En cette fin d’Ancien régime, la rue Monsieur, ouverte en 1778 à la demande du comte de Provence, est un lieu à la mode. Pour mademoiselle de Condé et le marquis de Montesquiou, l’architecte Alexandre Brongniart y élève d’élégantes maisons, dotées de vastes jardins et des commodités indispensables. Dans l’ombre des Invalides, le néoclassicisme règne.

C’est pourtant un autre architecte que Léonard Chapelle, prospère entrepreneur des bâtiments du roi, sollicite en 1783 pour bâtir une maison de rapport sur un terrain voisin qu’il vient d’acquérir. Il désigne pour cela Étienne-François Le Grand à qui les Galliffet ont fait appel quelques années plus tôt pour la construction de leur hôtel.

La haute porte cochère de la maison de Chapelle dissimule une cour pavée restée quasiment inchangée. Un retour à l’Antique pur et solide dicte à cet enclos ses rythmes et ses lignes : colonnades doriques et oculi sur les communs, portique d’ordre ionique et travées rectangulaires sur la façade. Pour cette demeure résolument moderne, Léonard Chapelle ne renonce à aucune dépense : vestibule, salon de compagnie et salle à manger ornées de sculptures et de reliefs, boudoir, bibliothèque, galerie, escalier à hélice double digne d’un rêve d’architecte, plusieurs « lieux à l’anglaise » (sic.), chambres avec cabinet de toilette, offices, pièces de service, écuries pour six chevaux et, au sous-sol, de vastes salles voutées accueillant les offices de bouche.

Pourtant, Chapelle ne s’y installe pas. Il loue cet hôtel à un gentilhomme breton qui lui laissera son nom, Charles-Rosalie de Rohan-Chabot, comte de Jarnac - frère cadet du 6e duc.

Le nom de cet occupant et celui de ses successeurs racontent une histoire du Faubourg Saint-Germain : le comte de Villèle, député Ultra puis ministre des derniers rois Bourbons, Dupuytren, célèbre chirurgien du Paris balzacien, Pierre Soltykoff, prince et amateur d’art enthousiaste, Alix de Montmorency, élégante duchesse de Valençay, Simone Menier, membre par son mariage de la dynastie chocolatière ou encore, depuis la seconde moitié du XXe siècle, une famille de collectionneurs passionnés qui l’habite pendant près de 50 ans.

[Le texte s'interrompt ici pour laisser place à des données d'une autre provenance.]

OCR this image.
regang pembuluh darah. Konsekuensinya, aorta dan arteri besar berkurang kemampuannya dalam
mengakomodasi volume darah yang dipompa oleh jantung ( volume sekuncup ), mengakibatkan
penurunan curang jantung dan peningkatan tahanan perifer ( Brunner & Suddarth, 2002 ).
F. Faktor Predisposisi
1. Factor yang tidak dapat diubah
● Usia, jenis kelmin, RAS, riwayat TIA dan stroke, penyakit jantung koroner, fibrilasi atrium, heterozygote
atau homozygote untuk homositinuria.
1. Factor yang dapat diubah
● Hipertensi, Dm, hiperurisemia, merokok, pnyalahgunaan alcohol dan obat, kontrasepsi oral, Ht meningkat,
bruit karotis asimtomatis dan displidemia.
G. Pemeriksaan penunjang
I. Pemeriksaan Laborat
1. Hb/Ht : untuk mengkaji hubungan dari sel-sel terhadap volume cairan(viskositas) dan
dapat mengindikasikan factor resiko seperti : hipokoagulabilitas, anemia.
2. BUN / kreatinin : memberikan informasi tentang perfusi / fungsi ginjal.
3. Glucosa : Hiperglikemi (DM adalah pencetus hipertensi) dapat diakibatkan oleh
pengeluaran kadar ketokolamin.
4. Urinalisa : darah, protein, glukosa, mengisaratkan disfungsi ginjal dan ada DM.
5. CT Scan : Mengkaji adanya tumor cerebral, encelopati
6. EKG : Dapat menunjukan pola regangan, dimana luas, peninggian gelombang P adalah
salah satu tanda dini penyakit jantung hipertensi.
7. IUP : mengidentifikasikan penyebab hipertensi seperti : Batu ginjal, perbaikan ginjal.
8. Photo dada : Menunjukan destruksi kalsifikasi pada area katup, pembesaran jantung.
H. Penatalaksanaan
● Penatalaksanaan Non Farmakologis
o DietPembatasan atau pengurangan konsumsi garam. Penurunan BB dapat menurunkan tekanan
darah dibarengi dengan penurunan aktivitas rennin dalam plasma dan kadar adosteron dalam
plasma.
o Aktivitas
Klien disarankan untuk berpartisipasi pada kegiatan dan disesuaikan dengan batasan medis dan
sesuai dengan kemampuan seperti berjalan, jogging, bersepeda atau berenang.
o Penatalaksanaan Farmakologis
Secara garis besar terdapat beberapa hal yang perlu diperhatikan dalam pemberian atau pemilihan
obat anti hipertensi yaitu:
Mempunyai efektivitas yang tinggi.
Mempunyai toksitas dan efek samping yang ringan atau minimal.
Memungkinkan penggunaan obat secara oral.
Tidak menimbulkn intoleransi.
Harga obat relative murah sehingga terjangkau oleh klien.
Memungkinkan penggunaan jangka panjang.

Parmi les tableaux, meubles et objets installés dans cette maison, près de 230 numéros remplissent ce catalogue, sièges de Georges JACOB, meubles de VIARDOT, toiles de van STREECK et Félix ZIEM, oeuvres attribuées à DEGAS et à LECOMTE, tapis, tapisserises, orfèvrerie.... L’hôtel de Jarnac entame ici une nouvelle page de son histoire et expose, sur les cimaises de Drouot, les témoins d’un demi-siècle de passion pour l’art et d’élégance à la française.